PRETORIA, South Africa, July 10, 2009/African Press Organization (APO)/ — IOM Press Briefing Notes
Since IOM began providing return assistance in May 2009, IOM missions in South Africa and Zimbabwe have assisted 151 persons, including 76 adults and 20 infants and unaccompanied minors.
A significant number of migrants, mainly from Zimbabwe, started seeking refuge at the Central Methodist Church when violent attacks on foreign nationals erupted in May 2008. Since then, the church has been a sanctuary for more than 1,000 stranded migrants at a time, including minors. They are huddled in and around the church, with poor ventilation, limited sleeping space, and unhygienic conditions. A number of raids have been conducted by the police, resulting in the arrest and detention of some of the migrants.
Two recent assessments conducted by IOM in Limpopo province, where Zimbabwean migrants first arrive, indicate that they travel to South Africa principally for economic reasons, particularly in search of work.
Those who desire to return home are mainly pushed by economic hardship and/or lack of accommodation in South Africa with some feeling more optimistic about the economic situation in Zimbabwe. Others are either keen to reunite with their family or cite health problems as their reason for wishing to return.
“IOM’s humanitarian return assistance is offered only to those migrants who wish to return home voluntarily,” explains Yukiko Kumashiro, IOM Project Development Officer.

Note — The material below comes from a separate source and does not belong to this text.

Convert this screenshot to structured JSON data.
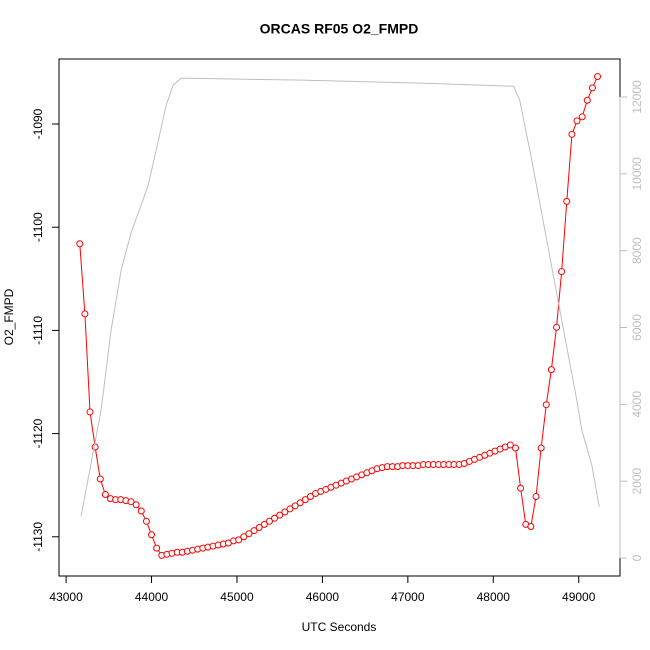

IOM’s help to these Zimbabwean migrants, funded by the US State Department’s Bureau for Populations, Refugees and Migration (PRM), includes fitness for travel health checks, arranges travel documentation and transport, and provides nurses and escorts where necessary. In Zimbabwe, IOM receives the migrants at the point of arrival in Beitbridge and provides them with wet-feeding and onward transportation to their home towns or villages.